I'm not anti-technology. I'm not even opposed to Twitter. (For somebody who is, see "It's Time to Kill Twitter, Before It Kills Us".) I just think that journalists and writers of all kinds should devote less time and attention to a tiny, tiny number of folks who sound off on Twitter. Why does our national conversation have to be driven by them?

"Want to make a subject more appealing to students? Add a ‘trigger warning’"

I'd really like to know whether some people do not understand or just pretend to not understand that the minute you tell Americans--especially young Americans--"You can't think that. You can't say that." at least some of them will immediately want to think that and say that. You could even say that that's a vital part of a free society. And it's been going on a long time. See Marlon Brando's famous scene in  The Wild One (1953):

"Hey, Johnnie, what are you rebelling against?"

"Whatdya got?"

Related: "Why are people so terrified of Milo Yiannopoulos’s book?"

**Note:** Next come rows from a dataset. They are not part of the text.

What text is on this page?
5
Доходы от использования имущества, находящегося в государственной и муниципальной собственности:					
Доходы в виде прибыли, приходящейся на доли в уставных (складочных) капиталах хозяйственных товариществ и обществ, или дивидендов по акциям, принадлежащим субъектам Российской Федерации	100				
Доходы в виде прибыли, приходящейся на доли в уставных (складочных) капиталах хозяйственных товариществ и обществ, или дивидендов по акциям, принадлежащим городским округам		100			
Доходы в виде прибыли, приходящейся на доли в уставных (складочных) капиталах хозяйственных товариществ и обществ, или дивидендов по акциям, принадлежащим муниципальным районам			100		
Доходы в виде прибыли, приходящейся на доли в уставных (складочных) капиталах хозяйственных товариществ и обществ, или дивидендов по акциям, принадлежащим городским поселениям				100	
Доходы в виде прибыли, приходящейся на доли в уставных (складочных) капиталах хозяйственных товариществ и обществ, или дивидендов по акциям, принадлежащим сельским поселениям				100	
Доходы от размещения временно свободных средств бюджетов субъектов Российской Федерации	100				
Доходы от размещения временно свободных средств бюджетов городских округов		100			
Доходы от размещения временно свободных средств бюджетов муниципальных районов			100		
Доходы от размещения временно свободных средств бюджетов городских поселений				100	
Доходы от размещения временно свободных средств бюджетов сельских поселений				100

"An Introduction to Empirical Microeconomics"

Free--short--Principles text by Mathew Kahn, who has left UCLA for the University of Spoiled Children, that has an unusual approach:

. . . I still see an open niche here for a challenging e-book. Unlike other Principles books, this book will be “data driven”. I will present you with an empirical economics puzzle such as “why do men earn 22% more per hour than women”? I will then walk the reader through possible economic explanations for the fact but then we will go a step further. Often there will be several possible explanations for a given set of facts. I will challenge you to work with me to devise a new experiment for figuring out which explanation is right. In this sense, we will start with a set of facts.We will use economic logic to sketch out the set of possible explanations. We will then, because we are scientists, devise a new experiment for settling which of the explanations is right. The new experiment will generate new facts and the “correct theory” should both be able to explain the first fact and the new fact while the incorrect theories can explain the first fact but not the later facts.